El Evangelio de hoy (Lc 21,20-28) es una mezcla de dos profecías de Jesús: una sobre la destrucción de Jerusalén por los romanos en el año 70 DC y la otra sobre la segunda venida de Cristo, al final de los tiempos. Los primeros lectores del Evangelio de Lucas pudieron recordar cómo se había destruido Jerusalén; y ellos esperaban que llegara esa segunda venida durante sus vidas. La historia nos ha dejado huella de que la destrucción del año 70, como todas las catástrofes históricas, además de ser un suceso social y político, fue un acontecimiento religioso. La ciudad santa sucumbió víctima de su pecado, por haber rechazado la salvación que se le ofrecía en Jesús. Hoy el Señor expresa su compasión por las víctimas y pone en guardia a los discípulos–misioneros para que no perezcan. Ellos no han comulgado con este pecado de Jerusalén. No deben perecer en ella. Ante la venida del Hijo del Hombre, que se hará patente, clara como la luz del mediodía, el pánico será la actitud del incrédulo, el gozo será la herencia del creyente. Para éste se acerca la salvación. Se toca ya la esperanza. El creyente irá con la cabeza erguida, rebosante de gozo el corazón, al encuentro de su Señor, a quien ha amado, por quien ha vivido, en quien ha creído, al que anhelante ha estado toda la vida esperando.
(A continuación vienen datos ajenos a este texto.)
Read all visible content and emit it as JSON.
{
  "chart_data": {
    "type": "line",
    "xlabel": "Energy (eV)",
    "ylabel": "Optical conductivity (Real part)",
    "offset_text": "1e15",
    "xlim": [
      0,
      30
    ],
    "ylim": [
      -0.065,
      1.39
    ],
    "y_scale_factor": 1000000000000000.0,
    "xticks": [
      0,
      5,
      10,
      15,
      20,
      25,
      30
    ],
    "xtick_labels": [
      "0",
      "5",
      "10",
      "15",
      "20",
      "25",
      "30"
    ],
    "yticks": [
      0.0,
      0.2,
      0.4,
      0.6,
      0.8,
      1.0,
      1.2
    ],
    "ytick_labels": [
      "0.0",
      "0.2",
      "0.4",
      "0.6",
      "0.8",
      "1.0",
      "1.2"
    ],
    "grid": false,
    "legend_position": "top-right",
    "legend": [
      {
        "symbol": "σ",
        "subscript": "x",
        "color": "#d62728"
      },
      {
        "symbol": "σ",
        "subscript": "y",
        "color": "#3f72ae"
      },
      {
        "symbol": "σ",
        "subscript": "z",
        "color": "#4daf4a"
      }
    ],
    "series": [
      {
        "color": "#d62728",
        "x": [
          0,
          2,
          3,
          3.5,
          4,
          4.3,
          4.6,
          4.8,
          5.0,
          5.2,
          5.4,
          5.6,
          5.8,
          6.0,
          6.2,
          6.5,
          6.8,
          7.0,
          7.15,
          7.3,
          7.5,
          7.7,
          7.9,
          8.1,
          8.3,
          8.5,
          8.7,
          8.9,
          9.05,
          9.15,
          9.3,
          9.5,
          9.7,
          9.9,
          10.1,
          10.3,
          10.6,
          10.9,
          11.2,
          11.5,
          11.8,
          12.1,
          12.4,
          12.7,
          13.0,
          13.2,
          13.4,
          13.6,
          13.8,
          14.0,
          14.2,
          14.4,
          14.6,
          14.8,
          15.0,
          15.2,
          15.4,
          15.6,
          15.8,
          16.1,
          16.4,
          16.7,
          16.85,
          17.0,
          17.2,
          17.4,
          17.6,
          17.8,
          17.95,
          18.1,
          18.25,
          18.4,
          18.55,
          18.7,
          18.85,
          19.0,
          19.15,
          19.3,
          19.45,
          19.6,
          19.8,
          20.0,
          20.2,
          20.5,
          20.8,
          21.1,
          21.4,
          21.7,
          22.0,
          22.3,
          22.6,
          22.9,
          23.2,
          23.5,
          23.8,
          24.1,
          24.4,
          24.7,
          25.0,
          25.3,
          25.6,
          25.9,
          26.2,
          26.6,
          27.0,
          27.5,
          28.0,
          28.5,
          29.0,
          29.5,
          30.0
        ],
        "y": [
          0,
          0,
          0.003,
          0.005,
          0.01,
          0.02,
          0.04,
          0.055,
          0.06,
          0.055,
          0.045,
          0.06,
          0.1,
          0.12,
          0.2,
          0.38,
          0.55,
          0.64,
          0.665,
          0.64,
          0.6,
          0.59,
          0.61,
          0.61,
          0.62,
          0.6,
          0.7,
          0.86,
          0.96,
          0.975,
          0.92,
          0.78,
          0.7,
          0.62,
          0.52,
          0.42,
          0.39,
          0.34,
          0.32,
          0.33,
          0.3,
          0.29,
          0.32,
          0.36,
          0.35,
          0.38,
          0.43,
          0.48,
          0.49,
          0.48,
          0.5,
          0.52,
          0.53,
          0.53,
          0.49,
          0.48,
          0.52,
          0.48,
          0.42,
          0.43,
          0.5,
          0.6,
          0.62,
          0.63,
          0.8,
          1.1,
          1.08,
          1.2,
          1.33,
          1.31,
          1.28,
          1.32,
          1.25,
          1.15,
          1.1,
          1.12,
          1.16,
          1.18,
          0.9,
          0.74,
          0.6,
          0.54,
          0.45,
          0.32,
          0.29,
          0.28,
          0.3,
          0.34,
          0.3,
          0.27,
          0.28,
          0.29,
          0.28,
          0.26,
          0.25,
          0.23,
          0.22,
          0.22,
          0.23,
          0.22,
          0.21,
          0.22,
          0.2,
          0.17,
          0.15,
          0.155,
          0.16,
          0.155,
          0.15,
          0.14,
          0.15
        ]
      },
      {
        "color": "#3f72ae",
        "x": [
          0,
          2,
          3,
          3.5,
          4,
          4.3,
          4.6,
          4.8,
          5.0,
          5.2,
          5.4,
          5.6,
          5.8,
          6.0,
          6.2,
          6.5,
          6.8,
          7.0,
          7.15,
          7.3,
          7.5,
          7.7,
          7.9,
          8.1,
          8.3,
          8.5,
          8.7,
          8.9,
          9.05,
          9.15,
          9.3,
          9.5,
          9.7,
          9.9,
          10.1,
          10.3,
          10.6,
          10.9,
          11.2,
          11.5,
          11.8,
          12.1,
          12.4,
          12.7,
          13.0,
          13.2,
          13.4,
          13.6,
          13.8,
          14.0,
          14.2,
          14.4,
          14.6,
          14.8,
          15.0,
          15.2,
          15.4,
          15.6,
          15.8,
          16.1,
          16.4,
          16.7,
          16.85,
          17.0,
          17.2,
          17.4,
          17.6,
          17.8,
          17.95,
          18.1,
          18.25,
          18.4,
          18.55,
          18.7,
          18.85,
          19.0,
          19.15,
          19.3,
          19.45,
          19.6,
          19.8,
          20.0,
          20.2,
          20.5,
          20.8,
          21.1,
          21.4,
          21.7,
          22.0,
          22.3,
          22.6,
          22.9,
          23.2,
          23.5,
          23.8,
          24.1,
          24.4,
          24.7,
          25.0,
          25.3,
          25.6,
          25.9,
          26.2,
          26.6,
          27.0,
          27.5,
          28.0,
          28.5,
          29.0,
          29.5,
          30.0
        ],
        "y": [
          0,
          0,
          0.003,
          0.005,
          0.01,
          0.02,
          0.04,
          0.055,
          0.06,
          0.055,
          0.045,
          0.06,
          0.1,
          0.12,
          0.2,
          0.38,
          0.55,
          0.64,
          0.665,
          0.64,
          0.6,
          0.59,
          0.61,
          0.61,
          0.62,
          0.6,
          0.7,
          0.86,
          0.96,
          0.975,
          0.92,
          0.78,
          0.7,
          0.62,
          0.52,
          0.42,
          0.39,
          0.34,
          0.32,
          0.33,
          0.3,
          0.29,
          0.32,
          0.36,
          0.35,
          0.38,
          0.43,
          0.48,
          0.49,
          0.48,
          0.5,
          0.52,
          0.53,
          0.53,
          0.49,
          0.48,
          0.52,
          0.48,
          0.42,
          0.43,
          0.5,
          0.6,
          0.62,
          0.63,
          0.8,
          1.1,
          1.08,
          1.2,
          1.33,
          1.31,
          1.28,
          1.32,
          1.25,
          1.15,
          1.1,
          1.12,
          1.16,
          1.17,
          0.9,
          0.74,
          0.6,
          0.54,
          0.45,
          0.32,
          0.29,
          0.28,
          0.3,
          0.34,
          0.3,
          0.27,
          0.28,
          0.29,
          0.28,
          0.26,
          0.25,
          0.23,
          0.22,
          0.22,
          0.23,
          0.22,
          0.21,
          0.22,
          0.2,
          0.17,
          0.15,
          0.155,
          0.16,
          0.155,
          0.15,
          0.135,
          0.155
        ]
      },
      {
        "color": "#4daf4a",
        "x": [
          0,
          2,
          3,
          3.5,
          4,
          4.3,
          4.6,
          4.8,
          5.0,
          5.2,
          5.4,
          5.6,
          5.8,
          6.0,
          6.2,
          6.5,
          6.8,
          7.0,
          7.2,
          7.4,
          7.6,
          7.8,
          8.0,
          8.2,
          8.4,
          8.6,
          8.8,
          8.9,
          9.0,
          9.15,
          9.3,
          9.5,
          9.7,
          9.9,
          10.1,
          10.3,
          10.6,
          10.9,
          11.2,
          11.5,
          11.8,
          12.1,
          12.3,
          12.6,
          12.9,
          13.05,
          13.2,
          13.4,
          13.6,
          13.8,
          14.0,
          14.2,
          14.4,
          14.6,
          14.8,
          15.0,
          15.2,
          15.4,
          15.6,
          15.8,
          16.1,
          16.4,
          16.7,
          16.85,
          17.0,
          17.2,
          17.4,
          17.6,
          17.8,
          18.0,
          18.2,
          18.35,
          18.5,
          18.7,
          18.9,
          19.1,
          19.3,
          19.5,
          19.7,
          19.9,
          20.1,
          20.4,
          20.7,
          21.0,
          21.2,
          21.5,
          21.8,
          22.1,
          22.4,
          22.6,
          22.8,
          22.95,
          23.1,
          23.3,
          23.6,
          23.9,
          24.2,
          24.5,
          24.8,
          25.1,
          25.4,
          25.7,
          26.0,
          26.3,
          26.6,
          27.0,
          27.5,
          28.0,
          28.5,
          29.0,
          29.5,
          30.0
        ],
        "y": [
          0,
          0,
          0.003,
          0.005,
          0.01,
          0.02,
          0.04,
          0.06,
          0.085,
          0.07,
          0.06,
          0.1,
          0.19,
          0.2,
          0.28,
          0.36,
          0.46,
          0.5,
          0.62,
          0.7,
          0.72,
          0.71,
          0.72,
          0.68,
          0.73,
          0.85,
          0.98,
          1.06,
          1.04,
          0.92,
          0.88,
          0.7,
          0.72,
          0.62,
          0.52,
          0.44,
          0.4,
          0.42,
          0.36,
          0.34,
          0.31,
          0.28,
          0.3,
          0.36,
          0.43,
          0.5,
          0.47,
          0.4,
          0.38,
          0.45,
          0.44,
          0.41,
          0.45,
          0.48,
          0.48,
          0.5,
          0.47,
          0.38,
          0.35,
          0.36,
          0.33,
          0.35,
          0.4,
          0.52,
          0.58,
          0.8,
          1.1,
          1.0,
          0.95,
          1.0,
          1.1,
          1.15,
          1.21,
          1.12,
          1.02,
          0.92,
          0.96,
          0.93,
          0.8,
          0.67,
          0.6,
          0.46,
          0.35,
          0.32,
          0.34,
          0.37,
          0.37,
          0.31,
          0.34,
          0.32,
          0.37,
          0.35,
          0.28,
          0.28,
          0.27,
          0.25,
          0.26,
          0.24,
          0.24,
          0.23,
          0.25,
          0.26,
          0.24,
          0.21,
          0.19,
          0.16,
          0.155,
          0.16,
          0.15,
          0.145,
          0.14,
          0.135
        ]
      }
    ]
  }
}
La perspectiva de Cristo en este pasaje es optimista: «entonces verán venir al Hijo del hombre en una nube, con gran poder y majestad». Así, el anuncio no busca entristecer, sino animar: «Cuando estas cosas comiencen a suceder, pongan atención y levanten la cabeza, porque se acerca la hora de su liberación» Las imágenes, en el discurso de Jesús, se suceden una tras otra para describirnos la seriedad de los tiempos futuros: la mujer encinta, la angustia ante los fenómenos cósmicos, la muerte a manos de los invasores, la ciudad pisoteada. Esta clase de lenguaje apocalíptico no nos da muchas claves para saber adivinar la correspondencia de cada detalle, pero, por encima de todo, está claro que también nosotros somos invitados a tener confianza en la victoria de Cristo Jesús. Nuestra espera es dinámica, activa, comprometida. Tenemos mucho que trabajar para bien de la humanidad, llevando a cabo la misión que iniciara Cristo y que luego nos encomendó a nosotros como discípulos–misioneros. Pero nos viene bien pensar que la meta es la vida, la victoria final, junto al Hijo del hombre: él ya atravesó en su Pascua la frontera de la muerte e inauguró para sí y para nosotros la nueva existencia, los cielos nuevos y la tierra nueva.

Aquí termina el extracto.